A stunning passage, where one sees that the most self-evident and certain knowledge is that which one must mistrust the most: one must not “be mistaken” here. [il ne faut pas s’y méprendre] Which goes to show that Descartes is always surprising. We have already said that the nature of doubt is to attack certitudes and is not the doubtful in the psychological sense. Here one again sees the same relation between what is certain and doubt: what I am most certain of is the moment at which doubt attains its maximum. Thus doubt is not finished because one has encountered the Cogito, but in reality it continues as a questioning about the sense of this encounter: in what way can thought say of itself that it “is”? In what way is it the road of inquiry that characterizes first philosophy, the seeking of being such as it is? In what way is man, among all beings, the one who in “meeting” himself encounters his sense of being (“I am”), while all things were encountered in their apparent sense [sens d’apparence]? Not to be mistaken here, to raise doubt to the level of the certitude of the Cogito: this matters supremely, for here it concerns quite simply the possibility of first philosophy.
The Cogito, in one sense, simply signifies the necessity that the truth be possible, and in that case it is a sort of practical Cogito, a fundamental axiomatic decision. If thought must be possible, the unity of thought and being must be accessible. But this here is rather a faith than a discovery that one can describe. The Cogito is not an “adventure” that only happens to Descartes. He presents it in this way, for the whole presentation of the Méditations is crafted [artisinale]: as if in encountering himself man encounters what resists, and this in the form of thought, that is to say, as what of itself affirms being (starting with its own), is of itself access to being itself.
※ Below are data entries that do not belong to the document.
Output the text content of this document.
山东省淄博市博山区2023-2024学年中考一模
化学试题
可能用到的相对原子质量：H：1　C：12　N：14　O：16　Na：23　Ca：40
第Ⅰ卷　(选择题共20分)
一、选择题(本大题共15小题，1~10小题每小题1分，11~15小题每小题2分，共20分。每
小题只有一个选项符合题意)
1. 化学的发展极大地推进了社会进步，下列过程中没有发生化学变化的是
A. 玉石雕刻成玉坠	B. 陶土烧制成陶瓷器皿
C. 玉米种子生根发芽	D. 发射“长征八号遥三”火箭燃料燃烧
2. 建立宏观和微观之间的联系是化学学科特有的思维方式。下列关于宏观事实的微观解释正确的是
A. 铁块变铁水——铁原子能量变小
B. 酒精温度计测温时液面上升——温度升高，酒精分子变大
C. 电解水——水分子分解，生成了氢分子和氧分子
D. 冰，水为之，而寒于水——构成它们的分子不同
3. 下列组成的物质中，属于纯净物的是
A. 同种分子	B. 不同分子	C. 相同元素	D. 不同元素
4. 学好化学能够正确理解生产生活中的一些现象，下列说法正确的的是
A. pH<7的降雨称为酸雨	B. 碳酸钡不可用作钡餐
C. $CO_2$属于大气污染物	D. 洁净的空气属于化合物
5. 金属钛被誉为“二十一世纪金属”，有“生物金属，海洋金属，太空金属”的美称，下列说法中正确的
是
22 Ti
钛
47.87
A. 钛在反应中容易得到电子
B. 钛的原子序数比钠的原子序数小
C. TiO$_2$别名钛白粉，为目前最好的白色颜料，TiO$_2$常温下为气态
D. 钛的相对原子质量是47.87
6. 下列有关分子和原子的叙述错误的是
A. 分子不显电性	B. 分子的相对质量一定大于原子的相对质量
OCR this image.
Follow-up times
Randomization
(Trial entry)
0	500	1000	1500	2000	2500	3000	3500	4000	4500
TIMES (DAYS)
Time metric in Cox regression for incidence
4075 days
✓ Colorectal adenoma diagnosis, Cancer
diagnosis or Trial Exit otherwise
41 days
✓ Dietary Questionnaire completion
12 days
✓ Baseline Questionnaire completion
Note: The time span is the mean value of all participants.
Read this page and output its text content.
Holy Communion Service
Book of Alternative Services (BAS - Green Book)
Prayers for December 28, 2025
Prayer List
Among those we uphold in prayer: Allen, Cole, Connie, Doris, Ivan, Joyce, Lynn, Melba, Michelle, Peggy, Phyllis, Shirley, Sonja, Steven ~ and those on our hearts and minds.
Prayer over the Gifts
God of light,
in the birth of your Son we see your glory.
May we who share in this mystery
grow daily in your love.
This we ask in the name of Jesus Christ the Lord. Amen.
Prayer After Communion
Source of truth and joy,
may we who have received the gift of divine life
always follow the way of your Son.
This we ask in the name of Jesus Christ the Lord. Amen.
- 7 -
But it cannot be a question of an adventure here, nor of a psychological moment of consciousness – this is why it is vain to want to convince oneself of the Cogito – but rather of the possibility of thought in the allegorical form of an encounter. Thus one understands that doubt grows at the same time as certitude.
What has one gained in all this? Is it not worrisome to see thought affirmed as the will to thought, metaphysics repeat its possibility by repeating its definition, and man repeat his fundamental claim. Aren’t we stuck turning in circles and floundering in beginnings? But doubt isn’t finished, nor are the Méditations. The circuit of doubt only concludes in God. For the instant it is like the trace of a truth, the Cogito, totally obscure: “not to be mistaken.” For: “I do not yet sufficiently know what I am [...].” In the end the Cogito is without any content. It has taken place, but it only understands itself as the allegory of the possibility of thought. In itself, it is already not at all true, already not at all a source of truth: one must begin again. Once more is the master word of the Méditations because at every instant Descartes strives to restart doubt and to lead it further along: “This is why I will once more consider what I believed to be [...]”
Thus, we are far from compiling results; this is because the road of thought is, to the contrary, one of posing questions.